Where does a pensioner on benefits come from with such money? After all, according to the declaration for 2015, Vladimir Lytvyn’s family is far from being as rich by the standards of Ukrainian politicians:

Vladimir Lytvyn: does Ukraine need a professional Judas?
But Litvin’s business has been a closed topic since the 90s. Only his daughter Elena advertises her shopping center for wealthy women, “House of Luxury Villa Gross,” trying to create an image for herself as a trendsetter in the capital’s fashion. But, as they say, this “mega-boutique” is unprofitable and exists only thanks to the financial support of dad and uncle Kolya.

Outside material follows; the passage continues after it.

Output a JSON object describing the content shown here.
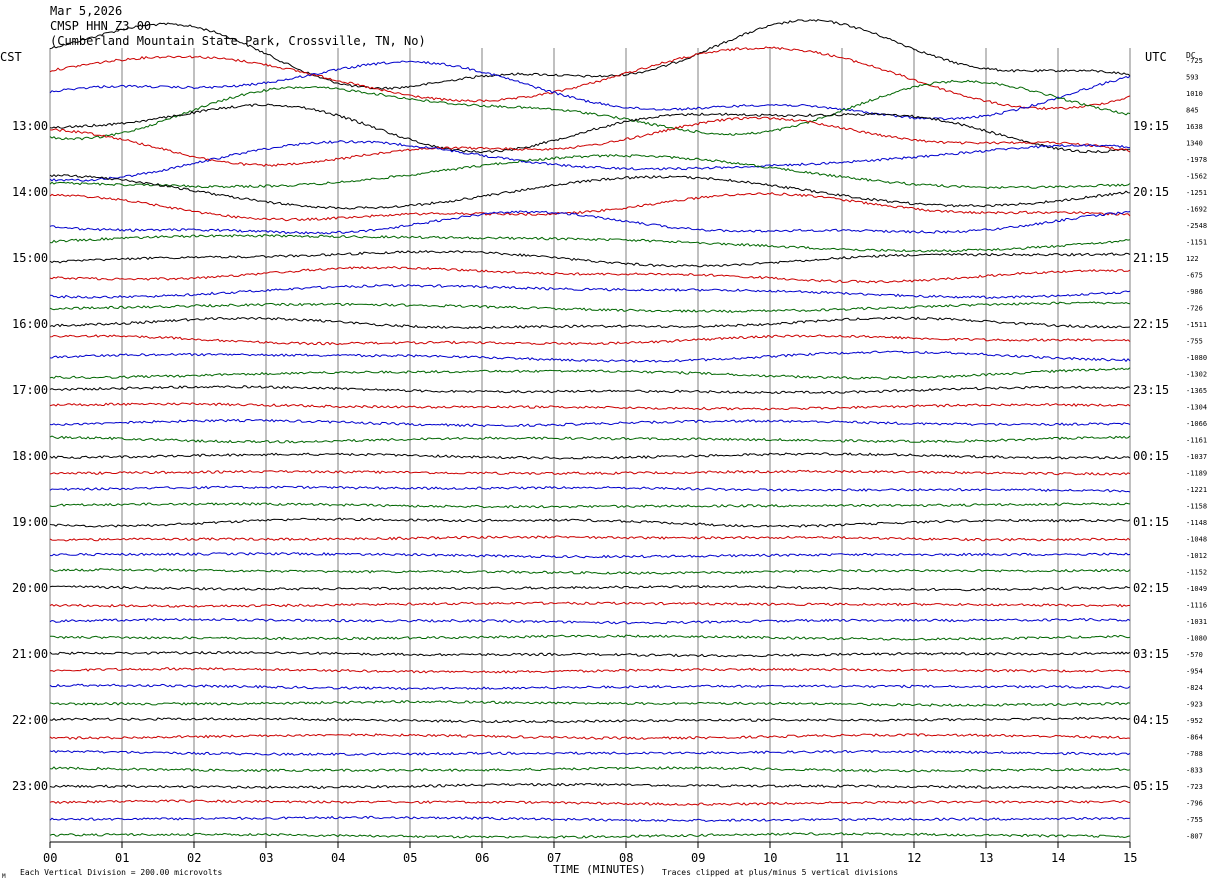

However, Vladimir Litvin annually degrades his income from “teaching activities” from the sale of his own books – of which he has already sculpted several dozen. The secret of such graphomania was revealed back in 2002, when Vladimir Litvin was convicted of banal plagiarism. In particular, his work “Civil Society: Myths and Reality” turned out to be simply a translation of an article by the American Carnegie Endowment scientist Thomas Carothers. And the three-volume “History of Ukraine”, published by Lytvyn in 2003-2005, turned out to be a digest of excerpts from various history textbooks – not even rewritten, but scanned by the FineReader program. Moreover, the one who scanned these texts forgot to correct a good half of the spelling errors in titles and names made by FineReader – that is, the texts were also checked by the program, and this was done by a person very far from history and geography. I wonder if it was a hired illiterate “literary Negro” or Academician Litvin himself?